Nur wenige Schritte weiter befindet sich der „Seinfeld Comedy Club and more“. In den Räumlichkeiten, vor denen früher Nachtschwärmer für den Einlass in eine Diskothek anstanden, veranstaltet heute die Kultiverzum Art Fabrik Wien Comedy-Shows. Diese Veranstaltungen füllen zwar die ehemalige Disco und überraschen Besucher mit dem besonderen Ambiente, doch die Zukunft des Standorts bleibt ungewiss – ein „Zu verkaufen“-Schild vor dem Gebäude deutet auf weitere Veränderungen hin.

Beständige Lokale

350 Meter weiter stößt man auf die „Café Bar Laby“, die seit über drei Jahrzehnten besteht. Der langjährige Inhaber hat am Interieur und Konzept kaum etwas verändert – möglicherweise ein Grund für den anhaltenden Erfolg des Lokals. Das „Laby“ bietet regelmäßig Live-Musik und Auftritte bekannter Künstler aus dem Balkan, was weiterhin Publikum anzieht.

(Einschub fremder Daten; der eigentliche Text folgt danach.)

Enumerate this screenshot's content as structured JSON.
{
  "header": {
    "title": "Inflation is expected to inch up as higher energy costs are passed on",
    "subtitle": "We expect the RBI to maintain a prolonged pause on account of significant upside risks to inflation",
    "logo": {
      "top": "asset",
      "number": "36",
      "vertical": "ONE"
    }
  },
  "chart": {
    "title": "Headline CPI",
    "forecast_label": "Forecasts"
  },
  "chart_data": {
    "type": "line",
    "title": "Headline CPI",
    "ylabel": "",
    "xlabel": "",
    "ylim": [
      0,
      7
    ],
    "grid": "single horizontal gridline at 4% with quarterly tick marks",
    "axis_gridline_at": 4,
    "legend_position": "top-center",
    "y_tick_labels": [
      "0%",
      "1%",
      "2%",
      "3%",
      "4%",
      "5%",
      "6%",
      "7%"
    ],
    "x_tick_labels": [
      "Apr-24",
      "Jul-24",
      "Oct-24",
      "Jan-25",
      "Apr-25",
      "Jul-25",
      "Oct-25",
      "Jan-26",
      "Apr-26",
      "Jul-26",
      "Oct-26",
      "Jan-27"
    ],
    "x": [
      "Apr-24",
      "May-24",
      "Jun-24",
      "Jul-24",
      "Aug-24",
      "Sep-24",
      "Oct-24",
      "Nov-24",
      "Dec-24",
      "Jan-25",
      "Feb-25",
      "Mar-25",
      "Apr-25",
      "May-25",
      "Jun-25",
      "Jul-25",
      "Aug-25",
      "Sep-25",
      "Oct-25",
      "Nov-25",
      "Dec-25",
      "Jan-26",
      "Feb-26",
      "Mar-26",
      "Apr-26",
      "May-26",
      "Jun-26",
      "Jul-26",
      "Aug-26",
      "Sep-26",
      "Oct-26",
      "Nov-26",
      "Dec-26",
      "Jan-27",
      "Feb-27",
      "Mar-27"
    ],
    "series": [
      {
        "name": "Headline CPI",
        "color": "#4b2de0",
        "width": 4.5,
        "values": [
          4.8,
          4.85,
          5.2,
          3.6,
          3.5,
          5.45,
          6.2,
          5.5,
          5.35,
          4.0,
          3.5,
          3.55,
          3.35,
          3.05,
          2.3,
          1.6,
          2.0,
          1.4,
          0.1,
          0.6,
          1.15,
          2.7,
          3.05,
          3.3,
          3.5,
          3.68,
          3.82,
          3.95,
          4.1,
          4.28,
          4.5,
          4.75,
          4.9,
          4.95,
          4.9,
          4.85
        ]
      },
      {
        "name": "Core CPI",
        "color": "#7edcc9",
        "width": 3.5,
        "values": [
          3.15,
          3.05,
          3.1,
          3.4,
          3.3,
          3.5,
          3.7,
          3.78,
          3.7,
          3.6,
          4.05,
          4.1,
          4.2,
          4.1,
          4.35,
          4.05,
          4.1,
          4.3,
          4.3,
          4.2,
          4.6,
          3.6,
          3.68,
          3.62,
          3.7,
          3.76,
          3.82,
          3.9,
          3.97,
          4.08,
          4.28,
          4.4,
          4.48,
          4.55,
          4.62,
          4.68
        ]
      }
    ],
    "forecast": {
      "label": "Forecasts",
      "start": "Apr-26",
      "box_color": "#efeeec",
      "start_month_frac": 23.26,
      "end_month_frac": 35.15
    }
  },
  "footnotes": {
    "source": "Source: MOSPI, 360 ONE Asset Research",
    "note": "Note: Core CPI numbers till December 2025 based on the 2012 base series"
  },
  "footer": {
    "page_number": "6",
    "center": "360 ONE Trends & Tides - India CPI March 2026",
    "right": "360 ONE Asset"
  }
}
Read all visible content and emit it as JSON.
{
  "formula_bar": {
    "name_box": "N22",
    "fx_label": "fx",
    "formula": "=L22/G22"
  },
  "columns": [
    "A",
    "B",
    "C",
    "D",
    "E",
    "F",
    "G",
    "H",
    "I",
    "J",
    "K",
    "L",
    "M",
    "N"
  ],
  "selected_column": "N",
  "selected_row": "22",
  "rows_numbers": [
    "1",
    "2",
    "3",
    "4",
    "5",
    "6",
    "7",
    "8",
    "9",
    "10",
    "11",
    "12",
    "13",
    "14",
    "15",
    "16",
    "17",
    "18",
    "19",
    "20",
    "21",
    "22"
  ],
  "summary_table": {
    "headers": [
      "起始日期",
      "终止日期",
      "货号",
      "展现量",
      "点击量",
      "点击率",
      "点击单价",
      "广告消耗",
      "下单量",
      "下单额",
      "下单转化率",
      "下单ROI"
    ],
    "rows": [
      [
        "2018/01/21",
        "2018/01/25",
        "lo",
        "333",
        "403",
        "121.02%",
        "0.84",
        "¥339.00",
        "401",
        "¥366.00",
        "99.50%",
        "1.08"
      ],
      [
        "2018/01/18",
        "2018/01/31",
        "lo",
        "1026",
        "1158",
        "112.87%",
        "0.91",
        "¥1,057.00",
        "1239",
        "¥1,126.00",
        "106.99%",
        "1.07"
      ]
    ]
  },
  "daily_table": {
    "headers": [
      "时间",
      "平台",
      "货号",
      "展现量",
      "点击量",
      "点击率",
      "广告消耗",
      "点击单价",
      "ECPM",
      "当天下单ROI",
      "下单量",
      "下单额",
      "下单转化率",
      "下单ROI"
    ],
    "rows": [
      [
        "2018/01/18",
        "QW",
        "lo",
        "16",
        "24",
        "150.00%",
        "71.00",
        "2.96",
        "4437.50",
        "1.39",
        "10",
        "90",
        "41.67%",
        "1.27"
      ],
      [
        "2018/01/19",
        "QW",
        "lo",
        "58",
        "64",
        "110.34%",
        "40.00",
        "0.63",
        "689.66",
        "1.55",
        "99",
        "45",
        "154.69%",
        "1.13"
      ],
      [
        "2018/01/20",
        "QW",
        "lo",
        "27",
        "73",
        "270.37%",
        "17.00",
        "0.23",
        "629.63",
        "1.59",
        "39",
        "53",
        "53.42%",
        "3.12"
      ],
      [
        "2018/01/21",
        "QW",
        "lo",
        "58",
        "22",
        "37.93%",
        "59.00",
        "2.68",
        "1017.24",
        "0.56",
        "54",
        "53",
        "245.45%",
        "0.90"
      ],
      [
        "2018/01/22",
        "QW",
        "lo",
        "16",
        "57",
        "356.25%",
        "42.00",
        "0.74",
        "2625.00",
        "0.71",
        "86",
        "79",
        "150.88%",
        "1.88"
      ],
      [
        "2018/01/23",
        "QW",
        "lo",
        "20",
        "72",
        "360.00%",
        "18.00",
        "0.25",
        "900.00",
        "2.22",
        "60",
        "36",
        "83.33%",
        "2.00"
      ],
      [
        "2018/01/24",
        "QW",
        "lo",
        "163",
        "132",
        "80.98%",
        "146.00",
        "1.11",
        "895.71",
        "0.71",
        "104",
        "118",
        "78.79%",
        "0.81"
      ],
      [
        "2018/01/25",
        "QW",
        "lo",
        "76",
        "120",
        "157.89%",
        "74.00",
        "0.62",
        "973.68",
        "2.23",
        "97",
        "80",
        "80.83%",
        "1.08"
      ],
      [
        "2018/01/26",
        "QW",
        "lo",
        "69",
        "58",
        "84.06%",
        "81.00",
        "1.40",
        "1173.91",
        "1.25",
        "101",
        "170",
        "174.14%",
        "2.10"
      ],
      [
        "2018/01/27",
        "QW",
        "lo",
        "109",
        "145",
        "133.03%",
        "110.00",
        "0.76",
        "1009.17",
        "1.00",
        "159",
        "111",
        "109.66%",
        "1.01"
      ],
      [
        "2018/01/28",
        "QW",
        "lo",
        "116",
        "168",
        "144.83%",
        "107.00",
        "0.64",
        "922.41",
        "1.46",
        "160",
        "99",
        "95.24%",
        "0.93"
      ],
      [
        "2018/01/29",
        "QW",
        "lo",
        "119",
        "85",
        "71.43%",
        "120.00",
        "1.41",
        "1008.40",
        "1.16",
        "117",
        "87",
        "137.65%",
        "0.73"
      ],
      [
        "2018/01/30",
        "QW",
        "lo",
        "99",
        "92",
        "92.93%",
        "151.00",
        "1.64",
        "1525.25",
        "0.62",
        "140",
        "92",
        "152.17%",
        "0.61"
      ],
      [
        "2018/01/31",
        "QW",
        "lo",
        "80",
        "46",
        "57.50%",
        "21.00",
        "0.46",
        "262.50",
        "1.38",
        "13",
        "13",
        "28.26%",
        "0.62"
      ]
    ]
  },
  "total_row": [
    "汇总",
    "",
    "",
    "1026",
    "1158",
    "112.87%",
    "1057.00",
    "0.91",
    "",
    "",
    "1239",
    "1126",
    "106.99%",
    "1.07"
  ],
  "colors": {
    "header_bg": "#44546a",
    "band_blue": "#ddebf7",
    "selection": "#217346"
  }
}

Den Abschluss der Tour bildet die „Terminal Gastro Bar“. Das modern eingerichtete Lokal besticht durch sein ansprechendes Design. Im Gespräch mit „Heute“ nennt Barchef Miroslav S. die Corona-Pandemie und die gestiegenen Preise als Hauptgründe für den Besucherrückgang: „Seit der Corona-Zeit ist es viel weniger geworden. Man kann es sich nicht mehr leisten, essen zu gehen. Die Ottakringer Straße ist nicht mehr wie früher.“

Ausgehmeilen im Wandel

Die Herausforderungen der Ottakringer Straße spiegeln einen größeren Trend in Wien wider. Untersuchungen der Stadtentwicklung zeigen, dass sich viele Besucher seit der Pandemie zu alternativen Locations wie der Brauerei Ottakring oder dem Yppenplatz umorientiert haben, während die Balkanmeile trotz früherer kultureller Initiativen unter anhaltendem Publikumsschwund leidet. Dieser Trend trifft auch andere traditionelle Ausgehmeilen, wenn auch in unterschiedlichem Ausmaß.

Andere europäische Metropolen entwickeln innovative Lösungsansätze. In Budapest und Berlin setzen Gastronomiebetriebe verstärkt auf Kooperationen mit lokalen Kulturinitiativen und flexible Nutzungskonzepte. Pop-up-Events oder die temporäre Umnutzung leerstehender Lokale haben sich als wirksame Strategien erwiesen, um nach den Pandemie-Jahren neue Zielgruppen zu gewinnen und wirtschaftlich zu überleben – Modelle, die auch für die Wiederbelebung der Ottakringer Straße interessant sein könnten.